On 08/03/2010 01:37 AM, Hans-Peter Diettrich wrote:
Michael Schnell schrieb:

You only have to determine the flat address, before storing it in the pointer variable - @MyThreadvar?
How do you think this is possible ? How to you think it's possible in FPC to define a pointer that does not use DS to access the memory location ?

No need to do so. Every accessible byte must reside in the 32/64 bit address space, so it is addressable by DS and an offset.

Sorry but wrong (IMHO) with pointers to threadvars in X86/32 Linux (see above).

While indeed (supposedly) any threadvar is allocated withing the address space of the process (addressable by DS:), the user software has no chance to calculate this offset, as (AFAIK) it can't read the selector table entries that are pointed to by the (different) values in the DS and GS registers, which would be necessary to "rebase" the threadvar address that is relative to the entry table given by the GS content and a target address relative to the table entry given by the DS content.

Regarding the hardware and without rewriting or switching the selector table, a user land program could access 64K different (potentially non-overlapping) address spaces (each 4 GB size) using a selector register such as ES.

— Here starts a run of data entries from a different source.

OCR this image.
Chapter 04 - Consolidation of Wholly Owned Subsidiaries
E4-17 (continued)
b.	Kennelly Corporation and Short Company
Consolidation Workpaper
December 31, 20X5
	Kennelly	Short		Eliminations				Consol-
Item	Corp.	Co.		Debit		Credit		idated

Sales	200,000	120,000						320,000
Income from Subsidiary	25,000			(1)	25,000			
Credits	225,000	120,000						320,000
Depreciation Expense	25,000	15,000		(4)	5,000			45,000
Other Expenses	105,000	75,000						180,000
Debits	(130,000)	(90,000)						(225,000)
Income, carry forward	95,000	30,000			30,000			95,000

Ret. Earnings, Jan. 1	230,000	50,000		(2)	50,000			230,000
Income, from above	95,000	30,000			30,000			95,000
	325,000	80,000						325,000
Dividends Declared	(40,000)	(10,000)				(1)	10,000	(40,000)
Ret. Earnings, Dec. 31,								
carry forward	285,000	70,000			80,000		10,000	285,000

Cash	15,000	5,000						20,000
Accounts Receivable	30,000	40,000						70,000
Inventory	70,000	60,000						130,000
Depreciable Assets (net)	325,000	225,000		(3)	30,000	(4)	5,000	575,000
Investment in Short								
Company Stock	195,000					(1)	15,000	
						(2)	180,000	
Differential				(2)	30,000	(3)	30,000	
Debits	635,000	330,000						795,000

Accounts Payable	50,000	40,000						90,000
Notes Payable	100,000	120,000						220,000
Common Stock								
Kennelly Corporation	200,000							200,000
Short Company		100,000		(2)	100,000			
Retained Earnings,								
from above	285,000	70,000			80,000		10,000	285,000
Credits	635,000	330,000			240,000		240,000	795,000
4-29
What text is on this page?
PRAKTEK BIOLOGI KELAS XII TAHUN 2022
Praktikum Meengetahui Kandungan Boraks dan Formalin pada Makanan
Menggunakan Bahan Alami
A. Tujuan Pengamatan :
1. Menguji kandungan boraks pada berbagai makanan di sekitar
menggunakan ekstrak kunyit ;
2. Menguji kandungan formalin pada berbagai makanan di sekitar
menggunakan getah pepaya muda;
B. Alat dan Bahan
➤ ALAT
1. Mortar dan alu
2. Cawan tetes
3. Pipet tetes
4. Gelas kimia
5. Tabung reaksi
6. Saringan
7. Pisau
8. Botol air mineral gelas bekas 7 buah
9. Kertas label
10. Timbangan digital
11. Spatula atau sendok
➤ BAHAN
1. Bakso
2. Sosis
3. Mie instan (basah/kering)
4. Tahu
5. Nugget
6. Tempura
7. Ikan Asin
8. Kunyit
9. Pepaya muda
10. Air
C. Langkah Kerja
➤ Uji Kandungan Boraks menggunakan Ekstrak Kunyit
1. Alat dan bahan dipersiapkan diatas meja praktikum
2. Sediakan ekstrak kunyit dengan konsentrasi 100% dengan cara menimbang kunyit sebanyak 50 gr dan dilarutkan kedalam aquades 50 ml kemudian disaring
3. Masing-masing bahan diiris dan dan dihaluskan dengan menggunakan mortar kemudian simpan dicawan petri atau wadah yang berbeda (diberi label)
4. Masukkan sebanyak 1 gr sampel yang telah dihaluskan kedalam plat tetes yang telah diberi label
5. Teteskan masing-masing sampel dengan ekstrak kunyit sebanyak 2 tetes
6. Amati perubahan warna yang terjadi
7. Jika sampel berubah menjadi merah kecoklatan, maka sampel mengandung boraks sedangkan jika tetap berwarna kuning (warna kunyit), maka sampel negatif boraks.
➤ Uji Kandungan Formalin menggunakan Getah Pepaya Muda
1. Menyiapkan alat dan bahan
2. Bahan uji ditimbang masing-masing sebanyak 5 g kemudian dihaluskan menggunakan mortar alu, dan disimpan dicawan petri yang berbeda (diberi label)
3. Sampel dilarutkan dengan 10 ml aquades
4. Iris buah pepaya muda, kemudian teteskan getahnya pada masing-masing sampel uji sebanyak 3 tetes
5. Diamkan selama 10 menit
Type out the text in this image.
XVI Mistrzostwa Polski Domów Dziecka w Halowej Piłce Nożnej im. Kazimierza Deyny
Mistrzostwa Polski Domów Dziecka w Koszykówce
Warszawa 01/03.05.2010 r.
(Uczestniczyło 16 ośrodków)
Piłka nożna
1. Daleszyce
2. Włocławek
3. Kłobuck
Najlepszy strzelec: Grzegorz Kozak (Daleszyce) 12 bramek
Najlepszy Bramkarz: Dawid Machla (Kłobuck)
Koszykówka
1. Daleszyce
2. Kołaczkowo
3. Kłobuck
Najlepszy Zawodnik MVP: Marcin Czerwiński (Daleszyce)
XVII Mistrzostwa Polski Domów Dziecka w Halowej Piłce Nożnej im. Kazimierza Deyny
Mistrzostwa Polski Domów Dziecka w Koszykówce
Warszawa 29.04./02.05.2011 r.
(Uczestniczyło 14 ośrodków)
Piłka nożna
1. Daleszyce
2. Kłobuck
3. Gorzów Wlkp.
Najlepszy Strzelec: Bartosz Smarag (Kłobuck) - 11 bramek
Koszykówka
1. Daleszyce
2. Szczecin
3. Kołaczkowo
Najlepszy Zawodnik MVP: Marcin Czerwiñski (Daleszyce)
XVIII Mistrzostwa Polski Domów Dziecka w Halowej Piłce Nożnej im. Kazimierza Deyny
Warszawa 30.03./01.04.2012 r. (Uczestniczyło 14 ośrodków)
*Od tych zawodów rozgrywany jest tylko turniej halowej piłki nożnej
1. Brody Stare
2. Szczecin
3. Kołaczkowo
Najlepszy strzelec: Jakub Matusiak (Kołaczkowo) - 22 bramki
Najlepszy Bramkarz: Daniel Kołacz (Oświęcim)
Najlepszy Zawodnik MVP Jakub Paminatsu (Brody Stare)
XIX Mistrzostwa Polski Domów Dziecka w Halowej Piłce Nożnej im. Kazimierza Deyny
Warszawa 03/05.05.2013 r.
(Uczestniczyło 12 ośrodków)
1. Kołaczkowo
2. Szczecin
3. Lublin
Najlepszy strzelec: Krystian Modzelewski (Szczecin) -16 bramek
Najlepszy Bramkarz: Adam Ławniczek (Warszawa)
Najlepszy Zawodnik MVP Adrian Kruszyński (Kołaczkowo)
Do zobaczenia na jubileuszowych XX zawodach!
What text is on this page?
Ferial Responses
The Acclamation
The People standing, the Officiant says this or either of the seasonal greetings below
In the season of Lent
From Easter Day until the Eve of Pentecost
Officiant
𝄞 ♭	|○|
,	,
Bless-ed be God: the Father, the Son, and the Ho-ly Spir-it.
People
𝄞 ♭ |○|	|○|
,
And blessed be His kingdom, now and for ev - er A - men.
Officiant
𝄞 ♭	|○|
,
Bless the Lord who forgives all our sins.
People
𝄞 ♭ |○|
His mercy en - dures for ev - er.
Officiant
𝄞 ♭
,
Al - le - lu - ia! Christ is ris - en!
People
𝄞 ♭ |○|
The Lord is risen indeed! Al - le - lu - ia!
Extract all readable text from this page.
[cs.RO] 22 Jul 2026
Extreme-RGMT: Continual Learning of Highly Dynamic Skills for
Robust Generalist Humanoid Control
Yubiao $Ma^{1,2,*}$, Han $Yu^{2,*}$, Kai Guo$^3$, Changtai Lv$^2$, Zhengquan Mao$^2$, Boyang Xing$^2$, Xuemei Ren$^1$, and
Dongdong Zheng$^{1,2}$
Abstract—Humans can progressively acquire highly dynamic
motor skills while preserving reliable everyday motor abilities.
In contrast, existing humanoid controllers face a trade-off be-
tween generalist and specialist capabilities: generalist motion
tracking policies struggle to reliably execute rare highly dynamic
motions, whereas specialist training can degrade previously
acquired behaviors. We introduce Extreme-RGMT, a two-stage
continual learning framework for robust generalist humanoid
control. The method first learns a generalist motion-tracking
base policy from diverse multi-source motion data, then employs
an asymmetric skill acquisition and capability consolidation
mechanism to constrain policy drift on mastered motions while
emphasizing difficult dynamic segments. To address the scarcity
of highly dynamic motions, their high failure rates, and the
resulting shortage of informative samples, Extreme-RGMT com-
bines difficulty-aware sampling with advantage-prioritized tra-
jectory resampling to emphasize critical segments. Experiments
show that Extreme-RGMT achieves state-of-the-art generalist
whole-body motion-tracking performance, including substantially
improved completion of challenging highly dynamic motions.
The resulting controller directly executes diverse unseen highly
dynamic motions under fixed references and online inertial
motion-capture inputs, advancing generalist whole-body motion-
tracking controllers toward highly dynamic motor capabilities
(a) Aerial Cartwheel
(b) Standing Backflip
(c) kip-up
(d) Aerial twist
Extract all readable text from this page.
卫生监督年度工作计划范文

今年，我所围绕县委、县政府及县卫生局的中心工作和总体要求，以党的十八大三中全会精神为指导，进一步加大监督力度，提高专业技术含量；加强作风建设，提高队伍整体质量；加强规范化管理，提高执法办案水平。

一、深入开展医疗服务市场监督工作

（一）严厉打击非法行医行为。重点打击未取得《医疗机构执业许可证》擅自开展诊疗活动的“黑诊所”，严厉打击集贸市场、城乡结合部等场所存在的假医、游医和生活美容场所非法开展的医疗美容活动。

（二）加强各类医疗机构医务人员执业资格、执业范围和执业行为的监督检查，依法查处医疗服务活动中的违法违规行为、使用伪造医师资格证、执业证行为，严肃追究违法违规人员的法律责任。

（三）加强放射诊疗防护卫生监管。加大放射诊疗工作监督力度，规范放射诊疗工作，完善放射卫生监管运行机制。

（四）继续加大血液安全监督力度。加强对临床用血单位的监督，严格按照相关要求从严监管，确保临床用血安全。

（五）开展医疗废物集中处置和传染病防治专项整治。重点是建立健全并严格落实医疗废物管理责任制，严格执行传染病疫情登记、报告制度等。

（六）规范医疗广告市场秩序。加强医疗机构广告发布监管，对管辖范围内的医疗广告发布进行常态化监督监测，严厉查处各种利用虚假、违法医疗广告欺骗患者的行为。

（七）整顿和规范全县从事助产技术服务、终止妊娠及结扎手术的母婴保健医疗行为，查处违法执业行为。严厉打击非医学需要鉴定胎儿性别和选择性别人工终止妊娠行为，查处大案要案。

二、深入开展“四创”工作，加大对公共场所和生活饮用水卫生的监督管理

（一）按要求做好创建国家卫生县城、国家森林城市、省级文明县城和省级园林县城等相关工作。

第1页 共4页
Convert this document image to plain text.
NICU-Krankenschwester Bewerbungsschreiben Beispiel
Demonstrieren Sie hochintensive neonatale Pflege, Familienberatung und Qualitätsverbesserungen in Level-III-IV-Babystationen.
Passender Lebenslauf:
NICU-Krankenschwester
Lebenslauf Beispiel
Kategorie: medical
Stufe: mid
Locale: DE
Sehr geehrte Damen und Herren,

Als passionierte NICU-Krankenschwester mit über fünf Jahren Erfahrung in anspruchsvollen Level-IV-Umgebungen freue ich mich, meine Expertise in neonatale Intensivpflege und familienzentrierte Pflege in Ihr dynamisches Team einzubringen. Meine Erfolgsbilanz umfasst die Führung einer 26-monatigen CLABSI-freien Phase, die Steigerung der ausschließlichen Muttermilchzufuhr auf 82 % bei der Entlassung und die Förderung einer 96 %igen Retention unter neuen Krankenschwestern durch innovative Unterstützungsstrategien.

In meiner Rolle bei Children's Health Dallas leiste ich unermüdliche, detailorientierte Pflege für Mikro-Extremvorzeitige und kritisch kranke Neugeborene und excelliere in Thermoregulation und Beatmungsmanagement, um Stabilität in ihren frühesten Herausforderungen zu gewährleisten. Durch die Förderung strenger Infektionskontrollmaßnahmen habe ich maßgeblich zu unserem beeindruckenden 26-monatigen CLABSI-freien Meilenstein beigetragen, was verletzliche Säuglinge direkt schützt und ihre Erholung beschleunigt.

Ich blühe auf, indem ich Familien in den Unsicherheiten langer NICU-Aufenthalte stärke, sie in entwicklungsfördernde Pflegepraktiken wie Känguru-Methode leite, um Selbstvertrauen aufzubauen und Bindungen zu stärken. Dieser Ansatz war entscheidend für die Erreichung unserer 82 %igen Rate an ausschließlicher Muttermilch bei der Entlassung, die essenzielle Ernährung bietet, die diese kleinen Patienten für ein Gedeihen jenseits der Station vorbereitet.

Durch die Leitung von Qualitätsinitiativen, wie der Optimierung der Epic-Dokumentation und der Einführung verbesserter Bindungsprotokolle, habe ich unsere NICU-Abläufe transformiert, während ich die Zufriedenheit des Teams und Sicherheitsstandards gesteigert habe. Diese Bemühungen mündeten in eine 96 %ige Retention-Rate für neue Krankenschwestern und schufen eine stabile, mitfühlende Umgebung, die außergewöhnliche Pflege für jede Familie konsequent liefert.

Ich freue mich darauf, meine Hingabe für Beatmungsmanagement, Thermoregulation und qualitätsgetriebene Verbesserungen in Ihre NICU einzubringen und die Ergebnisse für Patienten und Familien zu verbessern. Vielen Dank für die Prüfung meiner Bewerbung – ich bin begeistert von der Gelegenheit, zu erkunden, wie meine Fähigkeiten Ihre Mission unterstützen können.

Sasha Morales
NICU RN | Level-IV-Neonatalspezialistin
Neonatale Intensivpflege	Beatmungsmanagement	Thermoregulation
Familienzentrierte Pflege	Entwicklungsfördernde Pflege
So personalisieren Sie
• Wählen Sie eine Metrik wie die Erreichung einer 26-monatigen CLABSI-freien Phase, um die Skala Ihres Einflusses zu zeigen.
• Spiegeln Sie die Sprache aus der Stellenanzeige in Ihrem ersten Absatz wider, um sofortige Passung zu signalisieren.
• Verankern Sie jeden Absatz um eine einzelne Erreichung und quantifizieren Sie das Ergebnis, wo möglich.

Without writing to a selector register and explicitly using a selector register in any ASM instruction, a user land program can theoretically use three different (potentially non-overlapping) address spaces: CS for instruction reads, SS for data access relative to the stack pointer and DS for all other data access. Of course the OS sees that DS and SS content is identical, so that pointers to stack based variables are possible.